Pres. Raimondi; Rel. Arienzo; Ric. D.V.; Controric. F. S.p.a.

Malattia - Svolgimento di altra attività - Fattispecie: lavoratore con dermatite alle mani aiuta la moglie nel bar - Attività incompatibile con la guarigione - Licenziamento - Giusta causa - Legittimità

Lo svolgimento di altra attività lavorativa da parte del dipendente, durante lo stato di malattia, configura la violazione degli specifici obblighi contrattuali di diligenza e fedeltà, nonché dei doveri generali di correttezza e buona fede, oltre che nell'ipotesi in cui tale attività esterna sia, di per sé, sufficiente a far presumere l'inesistenza della malattia, anche nel caso in cui la medesima attività, valutata con giudizio "ex ante" in relazione alla natura della patologia e delle mansioni svolte, possa pregiudicare o ritardare la guarigione o il rientro in servizio.
NOTA
La Corte di appello di Napoli confermava la sentenza del Tribunale di Avellino che aveva rigettato la domanda del ricorrente volta a dichiarare l'illegittimità del licenziamento per giusta causa irrogatogli ed ottenere la reintegrazione nel posto di lavoro oltre al risarcimento del danno.
Secondo la Corte di appello, infatti, l'istruttoria espletata aveva pienamente confermato la sussistenza della giusta causa del licenziamento, in quanto dalla deposizione dei testi era emerso che il ricorrente, nei giorni in cui era assente dal lavoro per una dermatite acuta alle mani, aveva svolto delle attività presso il bar-pasticceria della moglie, inidonee a garantire il recupero della propria integrità fisica. Risultava, infatti, che il ricorrente durante la malattia avesse, presso l'attività commerciale della moglie, lavato stoviglie e preparato caffè, esponendo così le mani a fonte di calore.

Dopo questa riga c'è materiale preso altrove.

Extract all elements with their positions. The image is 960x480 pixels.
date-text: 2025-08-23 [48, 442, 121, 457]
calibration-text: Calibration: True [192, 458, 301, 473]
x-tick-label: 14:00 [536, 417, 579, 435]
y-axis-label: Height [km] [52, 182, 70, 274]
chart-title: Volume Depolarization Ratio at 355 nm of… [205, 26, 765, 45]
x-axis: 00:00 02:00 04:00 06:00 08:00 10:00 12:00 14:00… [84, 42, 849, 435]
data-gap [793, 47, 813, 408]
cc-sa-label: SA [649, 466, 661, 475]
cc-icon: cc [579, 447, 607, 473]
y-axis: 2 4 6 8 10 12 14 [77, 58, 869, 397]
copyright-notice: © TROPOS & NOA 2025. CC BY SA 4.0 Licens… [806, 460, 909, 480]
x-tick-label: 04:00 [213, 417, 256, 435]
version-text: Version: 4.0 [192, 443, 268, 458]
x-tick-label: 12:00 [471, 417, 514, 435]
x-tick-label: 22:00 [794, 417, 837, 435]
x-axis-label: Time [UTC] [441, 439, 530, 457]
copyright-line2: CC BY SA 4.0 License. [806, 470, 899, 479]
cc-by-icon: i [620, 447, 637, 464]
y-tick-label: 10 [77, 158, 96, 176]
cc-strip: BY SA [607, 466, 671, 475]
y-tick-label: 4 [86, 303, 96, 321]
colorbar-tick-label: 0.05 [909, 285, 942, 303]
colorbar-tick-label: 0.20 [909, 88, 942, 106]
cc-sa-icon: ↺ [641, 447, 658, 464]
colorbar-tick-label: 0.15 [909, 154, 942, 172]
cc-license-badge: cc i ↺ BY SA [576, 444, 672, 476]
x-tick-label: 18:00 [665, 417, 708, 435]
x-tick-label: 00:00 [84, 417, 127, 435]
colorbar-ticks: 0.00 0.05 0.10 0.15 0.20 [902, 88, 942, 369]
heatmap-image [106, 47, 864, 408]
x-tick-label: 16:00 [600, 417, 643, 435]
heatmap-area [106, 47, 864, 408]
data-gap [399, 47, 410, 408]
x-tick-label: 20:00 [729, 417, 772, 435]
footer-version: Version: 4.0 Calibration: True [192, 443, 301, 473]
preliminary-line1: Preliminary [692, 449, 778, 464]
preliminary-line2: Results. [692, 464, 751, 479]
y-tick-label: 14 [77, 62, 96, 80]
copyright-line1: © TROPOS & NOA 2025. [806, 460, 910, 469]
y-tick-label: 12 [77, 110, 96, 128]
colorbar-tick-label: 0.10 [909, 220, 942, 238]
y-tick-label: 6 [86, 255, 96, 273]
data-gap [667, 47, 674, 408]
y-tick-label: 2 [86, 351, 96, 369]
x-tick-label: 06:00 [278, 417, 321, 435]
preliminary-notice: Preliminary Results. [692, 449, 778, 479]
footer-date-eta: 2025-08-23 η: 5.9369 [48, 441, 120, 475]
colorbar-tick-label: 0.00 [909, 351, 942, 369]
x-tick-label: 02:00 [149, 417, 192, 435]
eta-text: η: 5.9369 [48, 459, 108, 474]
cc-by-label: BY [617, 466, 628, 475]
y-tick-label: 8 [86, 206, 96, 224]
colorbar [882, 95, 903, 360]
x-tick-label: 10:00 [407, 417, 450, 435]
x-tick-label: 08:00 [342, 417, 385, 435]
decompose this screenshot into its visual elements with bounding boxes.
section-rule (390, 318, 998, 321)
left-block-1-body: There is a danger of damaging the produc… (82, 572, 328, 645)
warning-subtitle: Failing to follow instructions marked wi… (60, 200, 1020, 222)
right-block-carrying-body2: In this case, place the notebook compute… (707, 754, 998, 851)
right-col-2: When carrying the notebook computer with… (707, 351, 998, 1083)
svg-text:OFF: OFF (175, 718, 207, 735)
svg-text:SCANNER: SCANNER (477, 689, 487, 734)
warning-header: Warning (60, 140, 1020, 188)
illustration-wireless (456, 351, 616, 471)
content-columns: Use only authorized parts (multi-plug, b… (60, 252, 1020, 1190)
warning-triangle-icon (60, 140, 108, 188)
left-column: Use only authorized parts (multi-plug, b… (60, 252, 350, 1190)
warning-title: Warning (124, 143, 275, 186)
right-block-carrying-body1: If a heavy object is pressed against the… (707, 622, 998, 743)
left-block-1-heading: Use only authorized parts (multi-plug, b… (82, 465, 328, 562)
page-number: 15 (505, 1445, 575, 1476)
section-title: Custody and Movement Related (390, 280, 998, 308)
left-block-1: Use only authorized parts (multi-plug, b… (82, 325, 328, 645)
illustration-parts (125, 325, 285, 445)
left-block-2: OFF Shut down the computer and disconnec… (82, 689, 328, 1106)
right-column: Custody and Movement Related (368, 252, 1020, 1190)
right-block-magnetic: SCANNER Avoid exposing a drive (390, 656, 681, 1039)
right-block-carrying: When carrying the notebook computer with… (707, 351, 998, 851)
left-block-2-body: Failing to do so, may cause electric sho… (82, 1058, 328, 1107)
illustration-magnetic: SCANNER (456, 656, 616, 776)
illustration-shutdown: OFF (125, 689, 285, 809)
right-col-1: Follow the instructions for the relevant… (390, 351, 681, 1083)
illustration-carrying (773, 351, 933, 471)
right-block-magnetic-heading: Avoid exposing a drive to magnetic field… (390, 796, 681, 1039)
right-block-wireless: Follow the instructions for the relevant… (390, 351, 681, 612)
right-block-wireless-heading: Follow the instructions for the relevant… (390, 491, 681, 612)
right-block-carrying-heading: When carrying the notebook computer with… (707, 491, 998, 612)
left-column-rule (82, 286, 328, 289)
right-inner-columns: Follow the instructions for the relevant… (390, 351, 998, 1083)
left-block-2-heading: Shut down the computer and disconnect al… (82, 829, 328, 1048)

La Corte di Cassazione nel rigettare il ricorso, afferma che «il lavoratore assente per malattia, che quindi legittimamente non effettua la prestazione lavorativa, non per ciò solo deve astenersi da ogni altra attività, essendo l'unico limite rappresentato dalla necessaria compatibilità di tale attività con lo stato di malattia e dalla sua conformità all'obbligo di correttezza e buona fede, gravante sul lavoratore, di adottare ogni cautela idonea perché cessi lo stato di malattia con conseguente recupero dell'idoneità al lavoro». Difatti, argomenta la Corte «l'espletamento di altra attività, lavorativa ed extralavorativa, da parte del lavoratore durante lo stato di malattia è idoneo a violare i doveri contrattuali di correttezza e buona fede nell'adempimento dell'obbligazione e a giustificare il recesso del datore di lavoro (solo) laddove si riscontri che l'attività espletata costituisca indice di una scarsa attenzione del lavoratore alla propria salute ed ai relativi doveri di cura e di non ritardata guarigione (cfr. Cass. 5 agosto 2014 n. 17625, Cass. 21 aprile 2009, n. 9474)».